Over the summer, Ontario's premier, Dalton McGuinty, announced that at least 55 million acres – half of the province's boreal forest – will be off limits to development. And he has promised no new mining or logging projects until local land-use plans have support from native communities. The scale of the decision is staggering, and it commits Ontario to setting aside lands more than twice the size of Pennsylvania as parks or wildlife refuges.
Equally impressive was Premier McGuinty's strong reliance on the recommendation by scientists, led by Nobel Prize-winning authors of the International Panel on Climate Change, to make that decision.
Scientists identify the Canadian boreal forest, larger than the remaining Brazilian Amazon, as one of the world's largest and most intact forest ecosystems. It stores 186 billion tons of carbon – equivalent to 27 years of the world's carbon dioxide fossil fuel emissions – and provides habitat for billions of breeding birds, plus many other wildlife species.
There are herds of caribou, healthy populations of bears and wolves, and some of the world's last wild undammed rivers and pristine lakes. Many of the birds either winter in the US or pass through during their spring and fall migrations.
Millions of dark-eyed juncos, white-throated sparrows and Swainson's thrushes are among the songbirds that raise their young in this now-protected region and that will soon be arriving in Pennsylvania and New Jersey. Hunters have reason to be happy, too, since those forests also sustain huge numbers of waterfowl like American black ducks, common goldeneyes and buffleheads that grace US waters in the winter.
Placing half of Ontario's boreal forest off limits to development and industrial use helps to ensure that the carbon currently stored there stays put. And it protects the habitat of the abundant wildlife of the boreal forest. Moreover, by protecting large, unfragmented blocks of habitat, McGuinty may help to ensure the survival of still other species that are forced to move north to adapt to our warming planet.
In recent years, scientists have increasingly come to realize that the old benchmark of protecting 10 to 15 percent of an ecosystem is not enough. That level of protection cannot ensure that abundant wildlife, clean air and water, and a stable climate are maintained. Instead, scientists recommend a benchmark closer to 50 percent protection. McGuinty's bold announcement is one of the few instances where a government leader has met these recommended goals.

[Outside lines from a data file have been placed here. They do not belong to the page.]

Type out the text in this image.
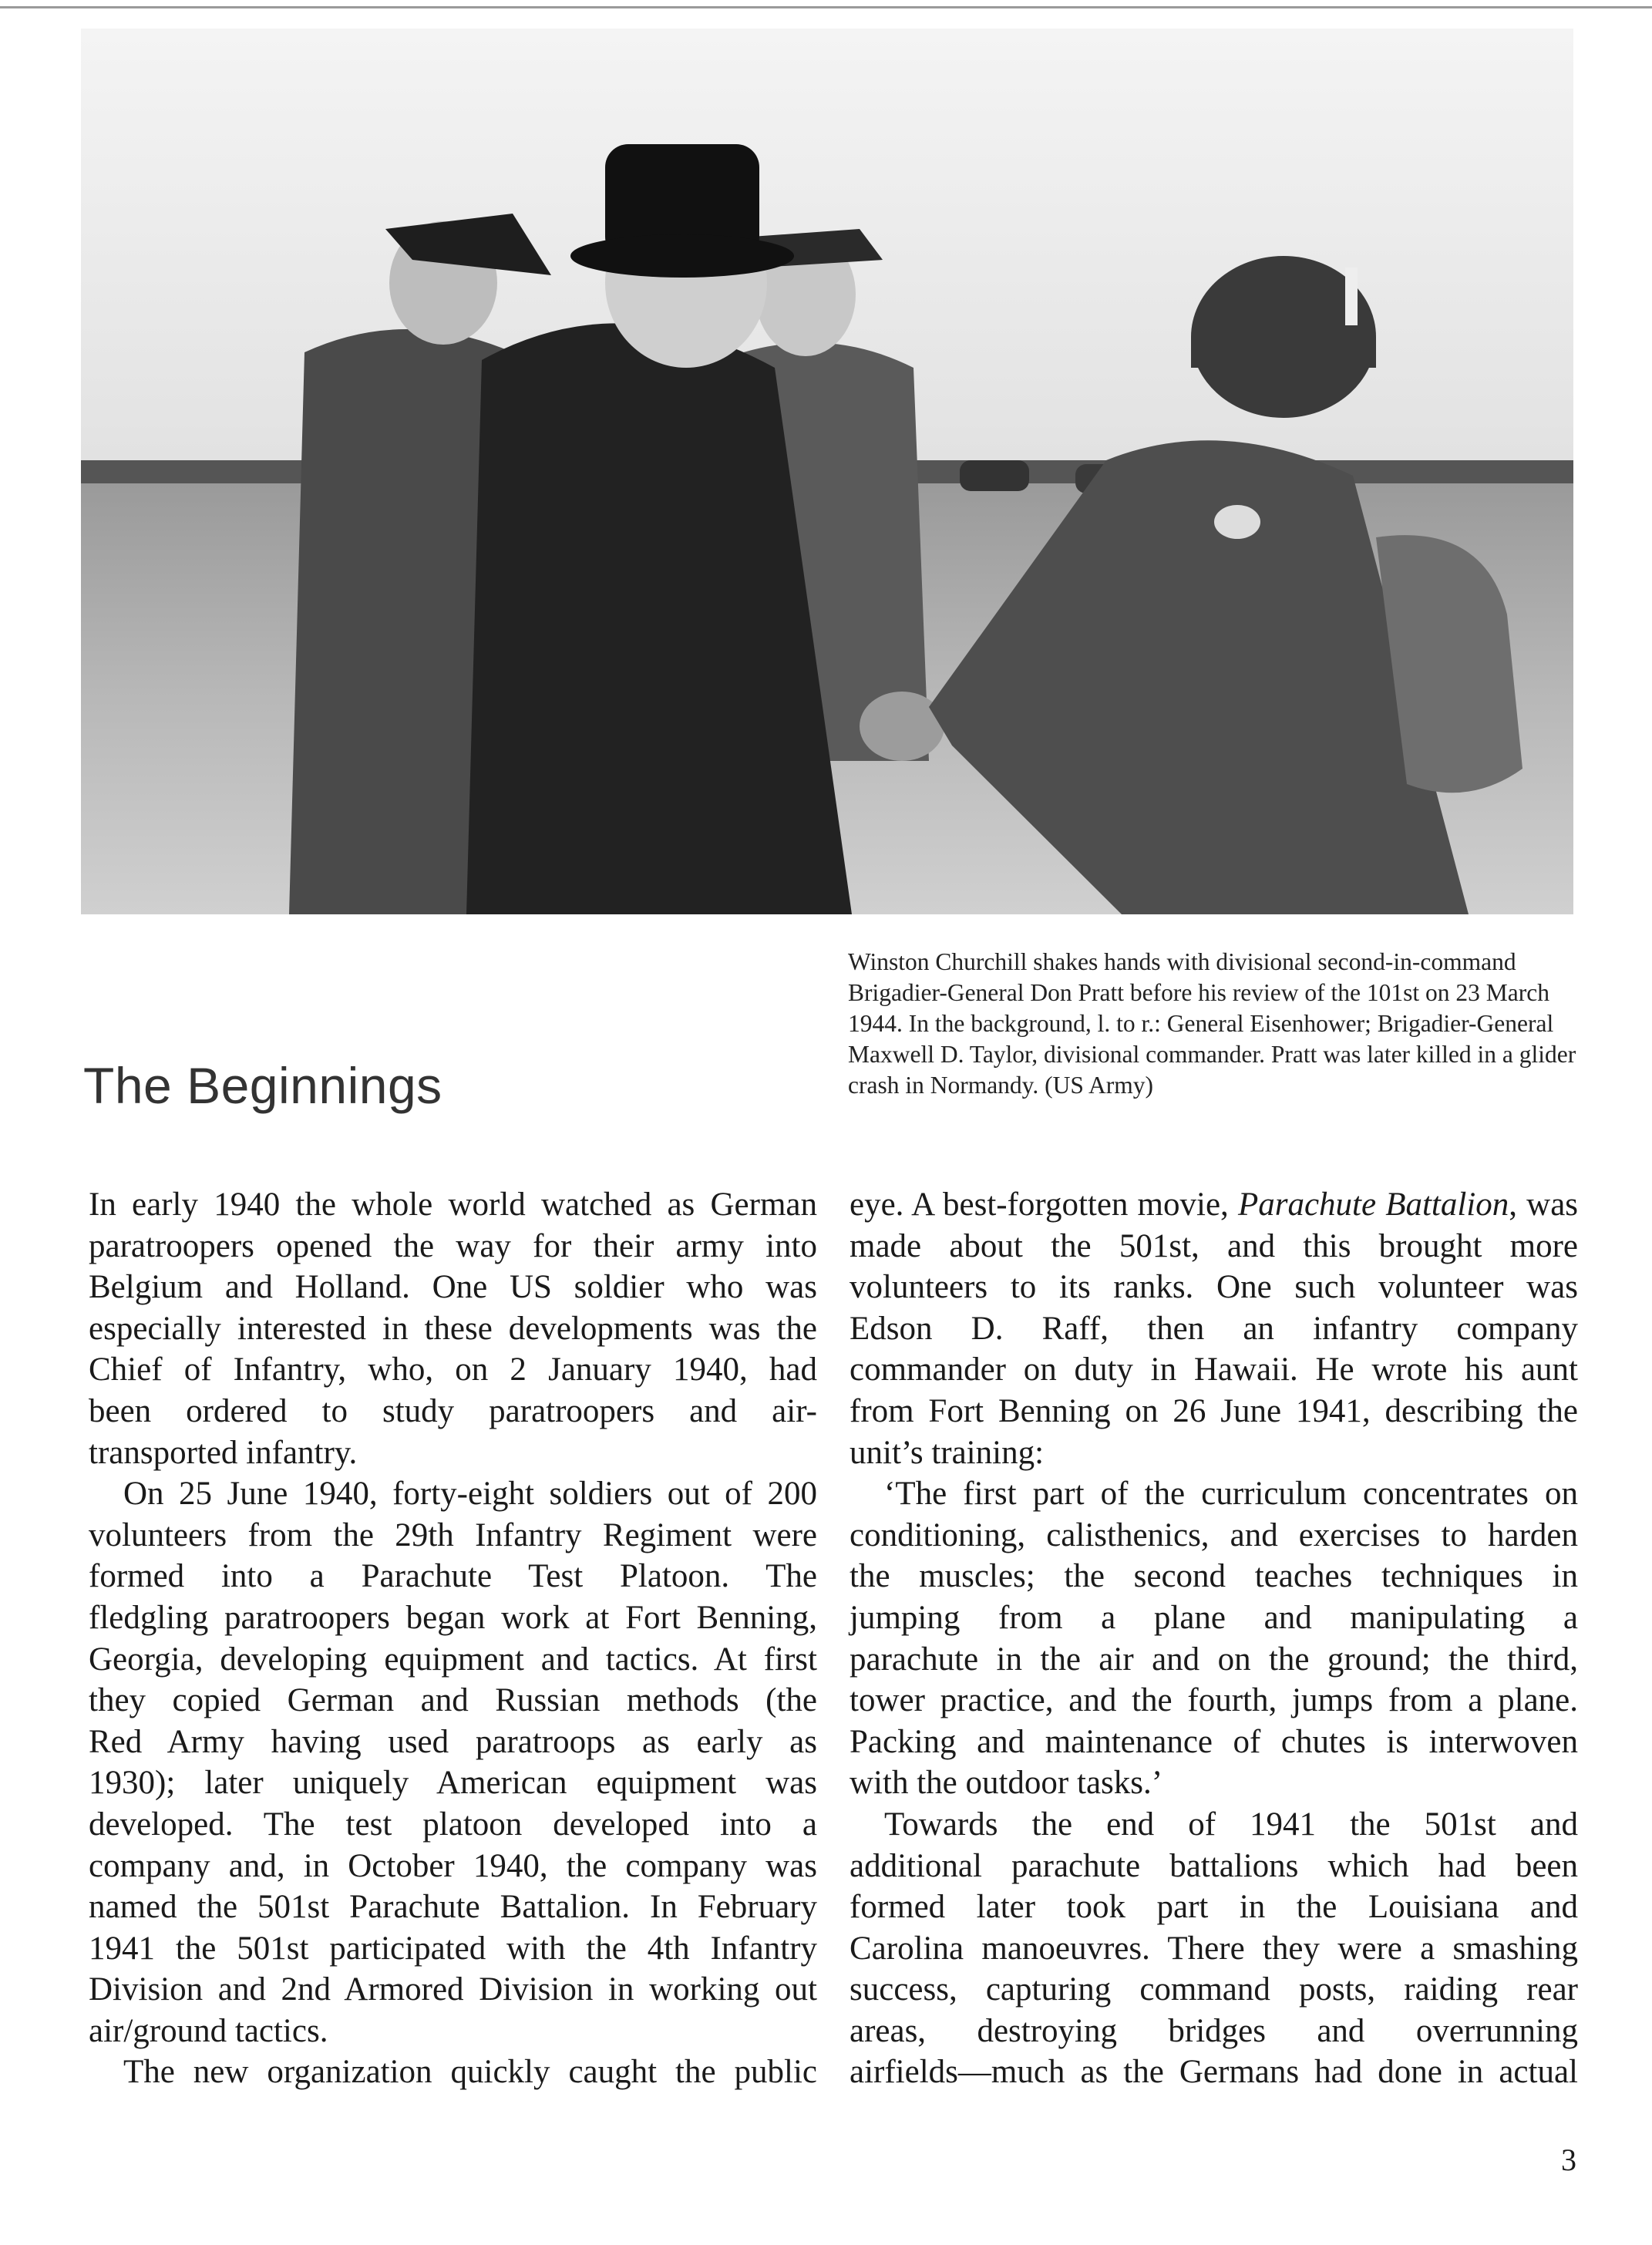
Winston Churchill shakes hands with divisional second-in-command Brigadier-General Don Pratt before his review of the 101st on 23 March 1944. In the background, l. to r.: General Eisenhower; Brigadier-General Maxwell D. Taylor, divisional commander. Pratt was later killed in a glider crash in Normandy. (US Army)
The Beginnings
In early 1940 the whole world watched as German
paratroopers opened the way for their army into
Belgium and Holland. One US soldier who was
especially interested in these developments was the
Chief of Infantry, who, on 2 January 1940, had
been ordered to study paratroopers and air-
transported infantry.
On 25 June 1940, forty-eight soldiers out of 200
volunteers from the 29th Infantry Regiment were
formed into a Parachute Test Platoon. The
fledgling paratroopers began work at Fort Benning,
Georgia, developing equipment and tactics. At first
they copied German and Russian methods (the
Red Army having used paratroops as early as
1930); later uniquely American equipment was
developed. The test platoon developed into a
company and, in October 1940, the company was
named the 501st Parachute Battalion. In February
1941 the 501st participated with the 4th Infantry
Division and 2nd Armored Division in working out
air/ground tactics.
The new organization quickly caught the public
eye. A best-forgotten movie, Parachute Battalion, was
made about the 501st, and this brought more
volunteers to its ranks. One such volunteer was
Edson D. Raff, then an infantry company
commander on duty in Hawaii. He wrote his aunt
from Fort Benning on 26 June 1941, describing the
unit’s training:
‘The first part of the curriculum concentrates on
conditioning, calisthenics, and exercises to harden
the muscles; the second teaches techniques in
jumping from a plane and manipulating a
parachute in the air and on the ground; the third,
tower practice, and the fourth, jumps from a plane.
Packing and maintenance of chutes is interwoven
with the outdoor tasks.’
Towards the end of 1941 the 501st and
additional parachute battalions which had been
formed later took part in the Louisiana and
Carolina manoeuvres. There they were a smashing
success, capturing command posts, raiding rear
areas, destroying bridges and overrunning
airfields—much as the Germans had done in actual
3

Politicians operate within the confines of public support. Without strong public interest in conservation, McGuinty would not have made this move. That's a good reminder for those who care about maintaining and protecting our natural resources to make our voices heard so that politicians, on both sides of the border, have the opportunity for bold, environmentally friendly leadership.

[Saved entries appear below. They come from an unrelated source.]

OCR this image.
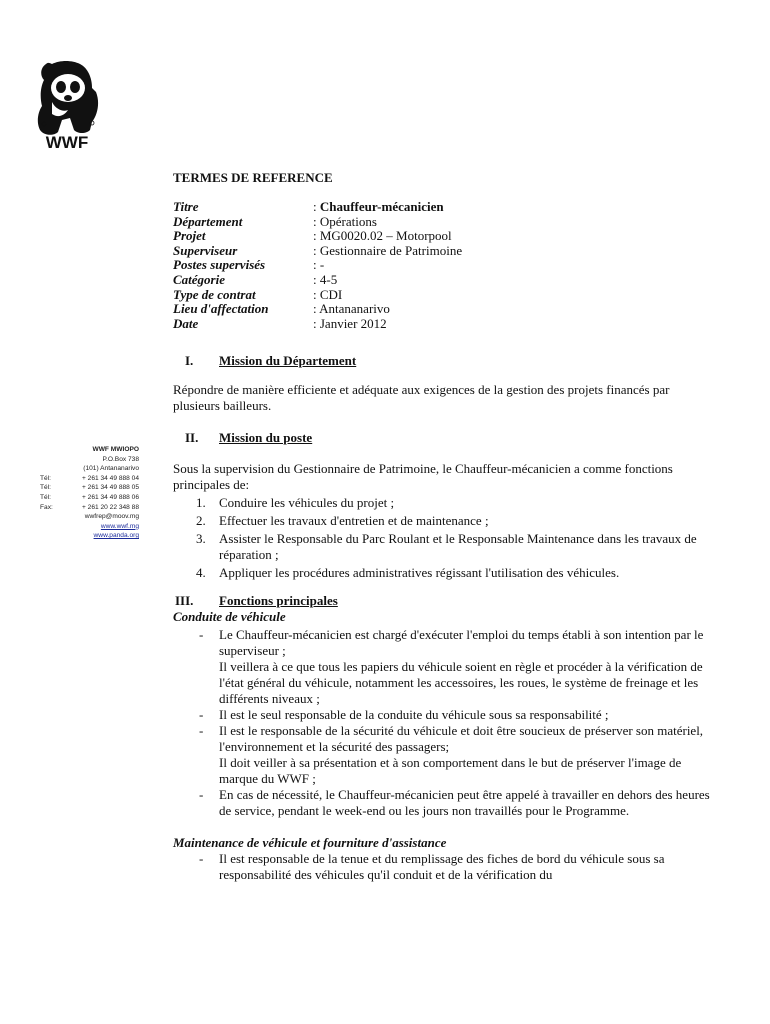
WWF
WWF MWIOPO
P.O.Box 738
(101) Antananarivo
Tél:	+ 261 34 49 888 04
Tél:	+ 261 34 49 888 05
Tél:	+ 261 34 49 888 06
Fax:	+ 261 20 22 348 88
wwfrep@moov.mg
www.wwf.mg
www.panda.org
TERMES DE REFERENCE
Titre	: Chauffeur-mécanicien
Département	: Opérations
Projet	: MG0020.02 – Motorpool
Superviseur	: Gestionnaire de Patrimoine
Postes supervisés	: -
Catégorie	: 4-5
Type de contrat	: CDI
Lieu d'affectation	: Antananarivo
Date	: Janvier 2012
I.	Mission du Département

Répondre de manière efficiente et adéquate aux exigences de la gestion des projets financés par plusieurs bailleurs.

II.	Mission du poste

Sous la supervision du Gestionnaire de Patrimoine, le Chauffeur-mécanicien a comme fonctions principales de:

1.	Conduire les véhicules du projet ;
2.	Effectuer les travaux d'entretien et de maintenance ;
3.	Assister le Responsable du Parc Roulant et le Responsable Maintenance dans les travaux de réparation ;
4.	Appliquer les procédures administratives régissant l'utilisation des véhicules.
III.	Fonctions principales
Conduite de véhicule
-	Le Chauffeur-mécanicien est chargé d'exécuter l'emploi du temps établi à son intention par le superviseur ;
Il veillera à ce que tous les papiers du véhicule soient en règle et procéder à la vérification de l'état général du véhicule, notamment les accessoires, les roues, le système de freinage et les différents niveaux ;
-	Il est le seul responsable de la conduite du véhicule sous sa responsabilité ;
-	Il est le responsable de la sécurité du véhicule et doit être soucieux de préserver son matériel, l'environnement et la sécurité des passagers;
Il doit veiller à sa présentation et à son comportement dans le but de préserver l'image de marque du WWF ;
-	En cas de nécessité, le Chauffeur-mécanicien peut être appelé à travailler en dehors des heures de service, pendant le week-end ou les jours non travaillés pour le Programme.
Maintenance de véhicule et fourniture d'assistance
-	Il est responsable de la tenue et du remplissage des fiches de bord du véhicule sous sa responsabilité des véhicules qu'il conduit et de la vérification du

And while strong public interest in and support of conservation was important in making this landmark decision, bold environmentally friendly leadership doesn't come from the polls alone. It comes from strong leaders who, as McGuinty did in this matter, put the greater good over everyday politics.
You've got to admire his courage when, in the United States, many leaders seem intent on trying to weaken laws that protect the country's conservation lands. Consider Wyoming: State officials, with the help of a federal judge, recently took a disappointing step toward overturning the Roadless Area Conservation Rule, which protects roughly the last one-third of the nation's undeveloped national forest lands. Then there is the Bush administration's plans to weaken habitat protection under the Endangered Species Act.
Ontario is setting an example of leadership and large-scale thinking for the rest of Canada and, indeed, for the world to follow. Now it's up to the leaders of the US, whether they work in state houses or the White House, to fight to protect our last wild places.
In the meantime, thanks to the actions of McGuinty, generations of Americans will be able to step out on their back porches this fall and witness the splendor of migration as millions of birds head south from the now-protected lands in Ontario's boreal forest.
Jeff Wells is the science adviser to The Pew Charitable Trusts' International Boreal Conservation Campaign. David Wilcove is a professor in the Woodrow Wilson School at Princeton University. Scott Weidensaul has written more than two dozen books on natural history.